Dass die Marginalisierten für sich selbst sprechen sollen, dass auf diese Weise Passivität überwunden werden und zu Aktivierung beigetragen werden kann: All das gehört heute bei linken Tischgesprächen zum guten Ton. Und natürlich auch ein paar andere Standards des postmodernen Wissens: etwa dass Sprache Wirklichkeit konstitutiert (»Wer das Binnen-I nicht benützt, der stabilisiert den Sexismus.«) und schon die Wortwahl Hierarchisierungen sowie die herrschende Ordnung festigen kann. Dass es so etwas wie Wahrheit nicht gibt, jedes Agieren vielmehr immer auch ein Spiel mit Zeichen und das sogenannte Reale eine »symbolische Ordnung« ist: Das alles ist tief in den linken Instinktfundus hinabgesunken, was sich, beispielsweise, wiederum in der Sprache selbst niederschlägt (»Wir müssen ein Zeichen setzen, und sei es nur symbolisch.«).

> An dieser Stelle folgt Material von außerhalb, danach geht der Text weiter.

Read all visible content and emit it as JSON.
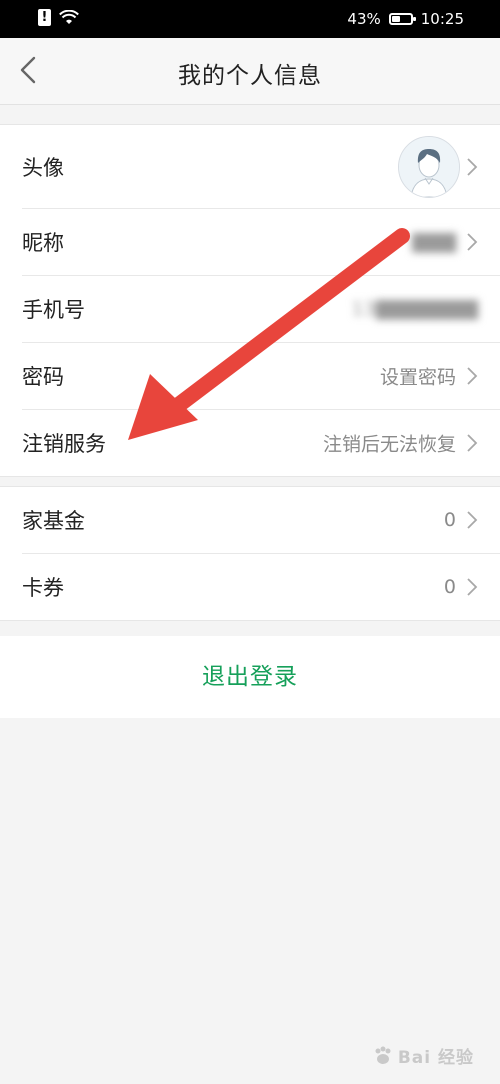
{
  "status_bar": {
    "battery_percent": "43%",
    "battery_level": 0.43,
    "time": "10:25"
  },
  "header": {
    "title": "我的个人信息",
    "back_icon": "chevron-left-icon"
  },
  "profile_group": {
    "rows": [
      {
        "label": "头像",
        "value": ""
      },
      {
        "label": "昵称",
        "value": "▇▇▇"
      },
      {
        "label": "手机号",
        "value": "13▇▇▇▇▇▇▇"
      },
      {
        "label": "密码",
        "value": "设置密码"
      },
      {
        "label": "注销服务",
        "value": "注销后无法恢复"
      }
    ]
  },
  "assets_group": {
    "rows": [
      {
        "label": "家基金",
        "value": "0"
      },
      {
        "label": "卡券",
        "value": "0"
      }
    ]
  },
  "logout_label": "退出登录",
  "annotation": {
    "arrow_color": "#e8453c"
  },
  "watermark": {
    "text": "Bai  经验"
  }
}
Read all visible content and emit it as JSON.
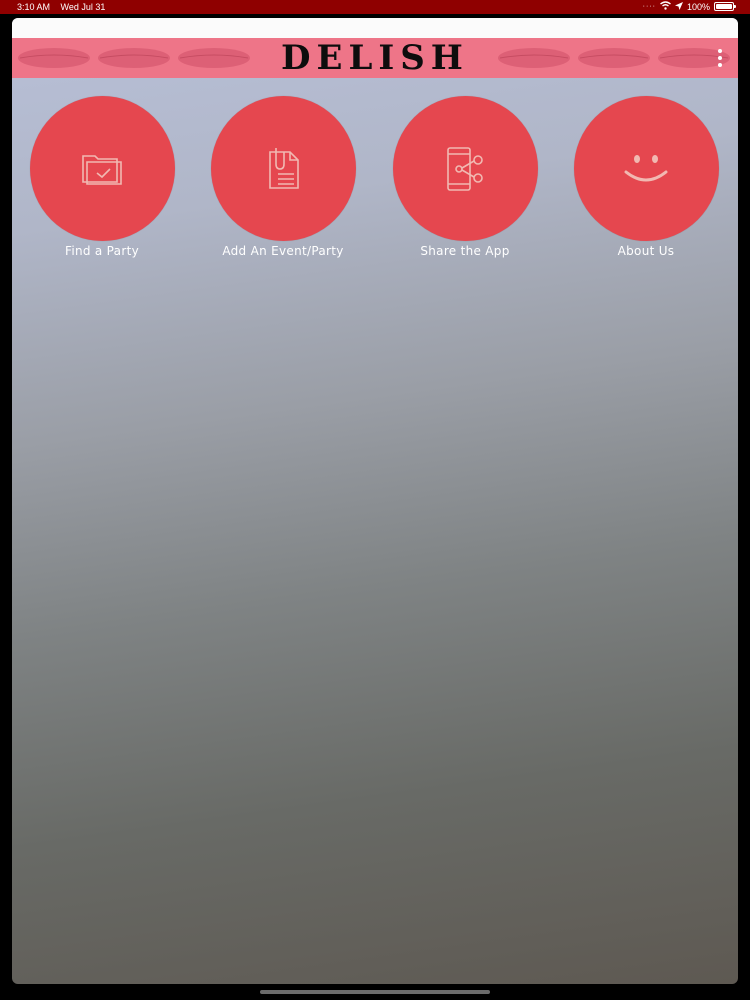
{
  "status_bar": {
    "time": "3:10 AM",
    "date": "Wed Jul 31",
    "battery_percent": "100%",
    "battery_level": 1.0,
    "icons": [
      "signal-dots-icon",
      "wifi-icon",
      "location-arrow-icon",
      "battery-icon"
    ]
  },
  "header": {
    "brand": "DELISH",
    "background_color": "#ee7588",
    "decoration": "lips-pattern",
    "menu_icon": "more-vertical-icon"
  },
  "tiles": [
    {
      "label": "Find a Party",
      "icon": "folder-check-icon"
    },
    {
      "label": "Add An Event/Party",
      "icon": "document-clip-icon"
    },
    {
      "label": "Share the App",
      "icon": "phone-share-icon"
    },
    {
      "label": "About Us",
      "icon": "smiley-icon"
    }
  ],
  "colors": {
    "status_bar": "#8f0000",
    "tile_circle": "#e5474f",
    "icon_stroke": "#f1b9b2"
  }
}
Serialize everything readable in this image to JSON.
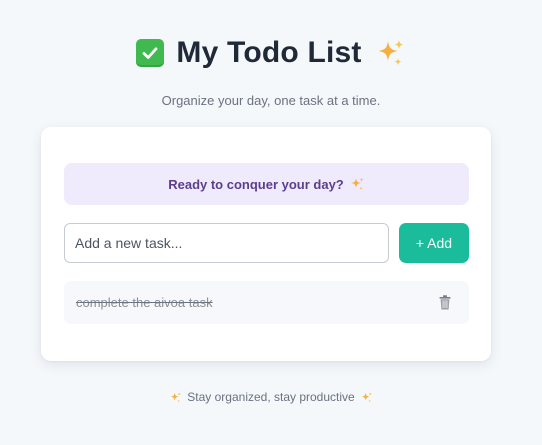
{
  "header": {
    "title": "My Todo List",
    "title_icon_left": "check-box-icon",
    "title_icon_right": "sparkles-icon",
    "subtitle": "Organize your day, one task at a time."
  },
  "banner": {
    "text": "Ready to conquer your day?",
    "icon": "sparkles-icon"
  },
  "form": {
    "input_value": "",
    "input_placeholder": "Add a new task...",
    "add_button_label": "+ Add"
  },
  "tasks": [
    {
      "text": "complete the aivoa task",
      "completed": true,
      "delete_icon": "trash-icon"
    }
  ],
  "footer": {
    "text": "Stay organized, stay productive",
    "icon": "sparkles-icon"
  },
  "colors": {
    "page_background": "#f4f8fb",
    "card_background": "#ffffff",
    "banner_background": "#f0eafd",
    "banner_text": "#5b3e8c",
    "accent": "#1abc9c",
    "check_green": "#3fb950",
    "sparkle": "#f5b041"
  }
}
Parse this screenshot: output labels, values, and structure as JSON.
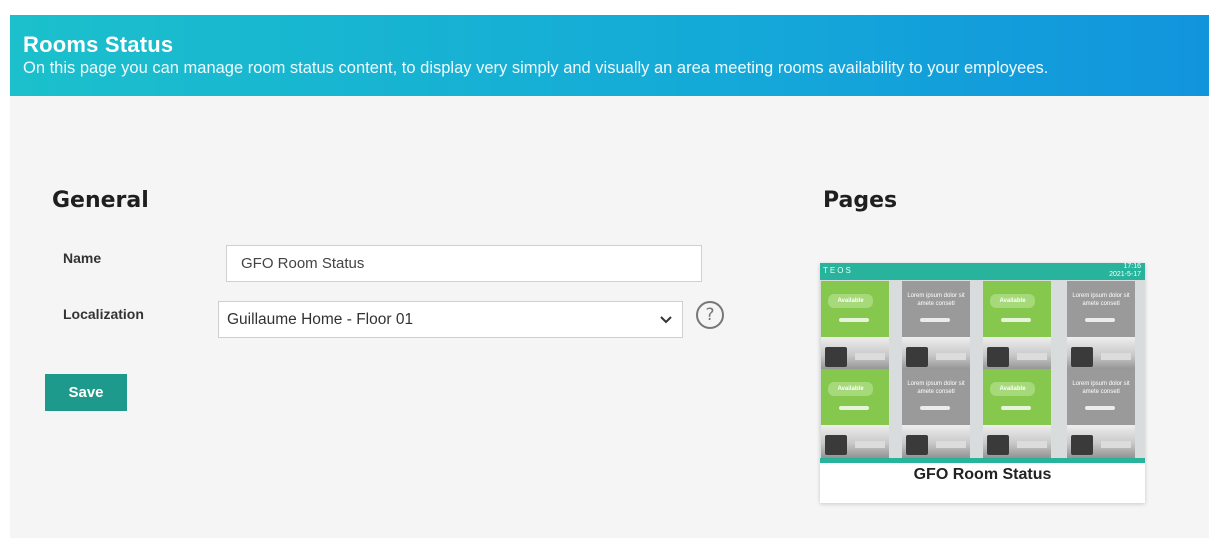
{
  "header": {
    "title": "Rooms Status",
    "subtitle": "On this page you can manage room status content, to display very simply and visually an area meeting rooms availability to your employees."
  },
  "general": {
    "title": "General",
    "name_label": "Name",
    "name_value": "GFO Room Status",
    "localization_label": "Localization",
    "localization_value": "Guillaume Home - Floor 01",
    "help_symbol": "?",
    "save_label": "Save"
  },
  "pages": {
    "title": "Pages",
    "card_title": "GFO Room Status",
    "thumbnail": {
      "brand": "TEOS",
      "time": "17:16",
      "date": "2021-5-17",
      "available_label": "Available",
      "busy_text": "Lorem ipsum dolor sit amete consetl"
    }
  },
  "colors": {
    "header_start": "#1bc0cc",
    "header_end": "#1294dd",
    "save_button": "#1e9a8c",
    "thumb_accent": "#27b39c"
  }
}
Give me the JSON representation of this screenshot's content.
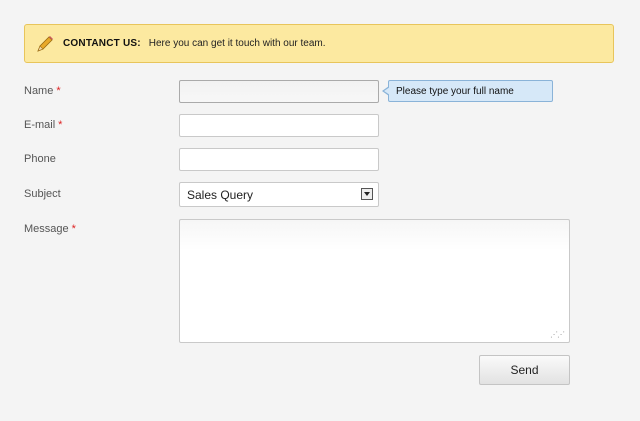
{
  "notice": {
    "title": "CONTANCT US:",
    "text": "Here you can get it touch with our team."
  },
  "form": {
    "required_marker": "*",
    "name": {
      "label": "Name",
      "value": "",
      "required": true
    },
    "email": {
      "label": "E-mail",
      "value": "",
      "required": true
    },
    "phone": {
      "label": "Phone",
      "value": "",
      "required": false
    },
    "subject": {
      "label": "Subject",
      "selected": "Sales Query"
    },
    "message": {
      "label": "Message",
      "value": "",
      "required": true
    },
    "tooltip": "Please type your full name",
    "send_label": "Send"
  },
  "colors": {
    "notice_bg": "#fce9a0",
    "notice_border": "#e8c55b",
    "tooltip_bg": "#d6e8f8",
    "required": "#dd2222"
  },
  "icons": {
    "notice": "pencil-icon",
    "select": "chevron-down-icon",
    "resize": "resize-grip-icon"
  }
}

Dass Demonstrationen selten auf faktische Weise eine Änderung dessen erzwingen, wogegen demonstriert wird, sie aber selbst Bilder und Zeichen produzieren – also zuallererst auf der Ebene der symbolischen Ordnung der Zeichen agieren –, ist jedem instinktiv klar, der an ihnen teilnimmt; ebenso, dass faktischer Erfolg dann wahrscheinlicher ist, wenn diesem ein Erfolg auf der Ebene des Zeichenhaften vorausgeht. Selbst die platteste Medienkritik kommt heute nicht ohne ein paar Versatzstücke über die »mediale Konstruktion von Wirklichkeit« aus, und jeder Spin-Doctor im Dienste eines Ministers oder einer Premierministerin weiß dazu spontan etwas zu sagen.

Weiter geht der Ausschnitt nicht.